For the Word output the above XPath doesn't necessarily work. If the attribute we are looking for has been pushed up to paragraph then we should look for it there instead. Also, if we are looking at the paragraph level then we need to be sure that there is no attribute directly at the lower, TestStyle, level. Also it helps to ensure in the selection that the paragraph is really a parent of the TestStyle, or P1 in the above.

After a bit of pondering I found an interesting solution that can evaluate using plain XPath1.0. To test the value I pick off the fo:background-color from both the TestStyle and also the paragraph level. If those values are passed to concat() then, if the attribute is only at the TestStyle or paragraph level we get something that can be used to test the value. If the attribute appears at both levels are are in trouble.

For example:

<style:style style:name="TestStyle"
<style:text-properties ... fo:background-color="transparent"  />
</style:style>
<style:default-style style:family="paragraph">
<style:text-properties ... fo:background-color="#FF0000"/>
</style:style>

Considering the semantic XPath query of concat( TestStyle/@fo:background-color, paragraph/@fo:background-color ) the result would be  transparent#FF0000 which would not match a string comparison with 'transparent'.
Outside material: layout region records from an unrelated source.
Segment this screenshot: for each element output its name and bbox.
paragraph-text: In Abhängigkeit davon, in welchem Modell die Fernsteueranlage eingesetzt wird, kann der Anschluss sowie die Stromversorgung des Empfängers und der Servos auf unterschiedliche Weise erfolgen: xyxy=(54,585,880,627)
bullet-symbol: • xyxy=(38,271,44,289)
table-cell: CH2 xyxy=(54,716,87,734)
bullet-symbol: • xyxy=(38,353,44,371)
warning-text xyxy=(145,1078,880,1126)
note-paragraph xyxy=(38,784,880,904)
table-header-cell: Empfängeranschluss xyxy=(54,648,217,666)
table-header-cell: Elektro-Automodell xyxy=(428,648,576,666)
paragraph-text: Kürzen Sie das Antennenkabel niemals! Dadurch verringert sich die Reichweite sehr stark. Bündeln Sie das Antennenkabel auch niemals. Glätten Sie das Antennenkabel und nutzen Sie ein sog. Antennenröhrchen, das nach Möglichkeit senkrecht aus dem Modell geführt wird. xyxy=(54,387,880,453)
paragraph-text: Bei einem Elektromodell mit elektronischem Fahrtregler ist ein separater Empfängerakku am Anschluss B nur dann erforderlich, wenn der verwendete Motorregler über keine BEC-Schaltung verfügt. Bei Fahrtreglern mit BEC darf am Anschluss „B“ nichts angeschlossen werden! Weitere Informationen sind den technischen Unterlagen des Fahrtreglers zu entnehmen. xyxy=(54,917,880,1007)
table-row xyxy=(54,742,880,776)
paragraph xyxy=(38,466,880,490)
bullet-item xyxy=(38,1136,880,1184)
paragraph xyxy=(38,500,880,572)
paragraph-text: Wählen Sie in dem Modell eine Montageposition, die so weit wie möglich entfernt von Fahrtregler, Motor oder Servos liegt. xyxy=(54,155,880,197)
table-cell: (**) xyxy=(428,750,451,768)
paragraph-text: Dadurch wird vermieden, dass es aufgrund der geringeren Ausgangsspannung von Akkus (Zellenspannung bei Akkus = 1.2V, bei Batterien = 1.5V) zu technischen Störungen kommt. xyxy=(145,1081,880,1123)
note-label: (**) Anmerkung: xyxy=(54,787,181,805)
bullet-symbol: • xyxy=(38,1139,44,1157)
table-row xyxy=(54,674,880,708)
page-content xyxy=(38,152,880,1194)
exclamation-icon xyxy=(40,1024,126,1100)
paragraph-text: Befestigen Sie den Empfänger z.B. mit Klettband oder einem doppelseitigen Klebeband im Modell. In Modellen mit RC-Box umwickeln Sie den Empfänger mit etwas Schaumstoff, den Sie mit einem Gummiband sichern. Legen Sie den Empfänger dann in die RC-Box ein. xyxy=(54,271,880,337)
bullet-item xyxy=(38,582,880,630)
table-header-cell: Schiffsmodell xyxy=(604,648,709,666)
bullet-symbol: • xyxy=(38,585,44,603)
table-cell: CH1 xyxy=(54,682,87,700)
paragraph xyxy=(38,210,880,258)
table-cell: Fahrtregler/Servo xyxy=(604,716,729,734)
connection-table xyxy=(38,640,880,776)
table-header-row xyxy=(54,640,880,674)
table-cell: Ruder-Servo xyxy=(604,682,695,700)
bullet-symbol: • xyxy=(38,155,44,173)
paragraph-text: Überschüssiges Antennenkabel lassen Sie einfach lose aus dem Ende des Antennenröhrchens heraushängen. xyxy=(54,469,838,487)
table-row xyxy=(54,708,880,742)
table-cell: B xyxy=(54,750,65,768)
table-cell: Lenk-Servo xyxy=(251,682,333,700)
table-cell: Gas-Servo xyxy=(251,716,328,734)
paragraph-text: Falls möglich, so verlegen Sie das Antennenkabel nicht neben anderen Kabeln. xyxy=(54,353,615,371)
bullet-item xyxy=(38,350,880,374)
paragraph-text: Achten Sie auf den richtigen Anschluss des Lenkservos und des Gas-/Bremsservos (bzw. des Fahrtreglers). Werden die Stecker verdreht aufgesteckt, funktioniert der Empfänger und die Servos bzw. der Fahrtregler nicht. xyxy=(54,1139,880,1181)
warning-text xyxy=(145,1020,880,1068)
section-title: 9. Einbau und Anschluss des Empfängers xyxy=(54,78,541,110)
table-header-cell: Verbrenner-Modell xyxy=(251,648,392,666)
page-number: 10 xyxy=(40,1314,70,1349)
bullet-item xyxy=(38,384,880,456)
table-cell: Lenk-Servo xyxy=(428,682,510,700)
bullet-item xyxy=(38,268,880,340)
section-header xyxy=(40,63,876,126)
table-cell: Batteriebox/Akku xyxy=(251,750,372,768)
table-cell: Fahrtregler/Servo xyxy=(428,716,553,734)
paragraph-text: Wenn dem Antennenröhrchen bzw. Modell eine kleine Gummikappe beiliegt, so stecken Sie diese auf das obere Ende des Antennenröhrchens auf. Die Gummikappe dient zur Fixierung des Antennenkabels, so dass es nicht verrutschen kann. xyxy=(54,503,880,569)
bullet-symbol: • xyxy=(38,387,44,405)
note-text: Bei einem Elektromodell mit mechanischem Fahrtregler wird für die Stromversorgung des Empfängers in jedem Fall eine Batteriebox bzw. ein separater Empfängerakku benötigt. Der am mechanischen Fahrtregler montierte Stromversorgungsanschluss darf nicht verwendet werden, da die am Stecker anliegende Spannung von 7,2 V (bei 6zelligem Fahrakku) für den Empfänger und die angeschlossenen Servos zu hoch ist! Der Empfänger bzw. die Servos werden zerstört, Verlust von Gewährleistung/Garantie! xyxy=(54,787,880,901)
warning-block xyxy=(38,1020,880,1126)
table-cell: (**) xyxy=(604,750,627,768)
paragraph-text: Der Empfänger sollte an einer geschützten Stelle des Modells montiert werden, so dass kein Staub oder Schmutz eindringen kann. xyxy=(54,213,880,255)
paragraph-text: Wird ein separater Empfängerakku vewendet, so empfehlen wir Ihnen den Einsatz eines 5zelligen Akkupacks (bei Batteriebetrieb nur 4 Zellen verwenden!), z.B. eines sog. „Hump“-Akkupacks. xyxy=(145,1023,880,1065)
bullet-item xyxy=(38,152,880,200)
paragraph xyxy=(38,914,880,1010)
The trick is to use an array selector on the second item in the concat() call. If we only return the paragraph/@fo:background-color value if there is no value associated with the TestStyle then the concat will effectively only return one or the other (directly on TestStyle or nothing on TestStyle and the attribute from paragraph).

With this the query can allow the office application to move the information to a parent of the style and still match for a test.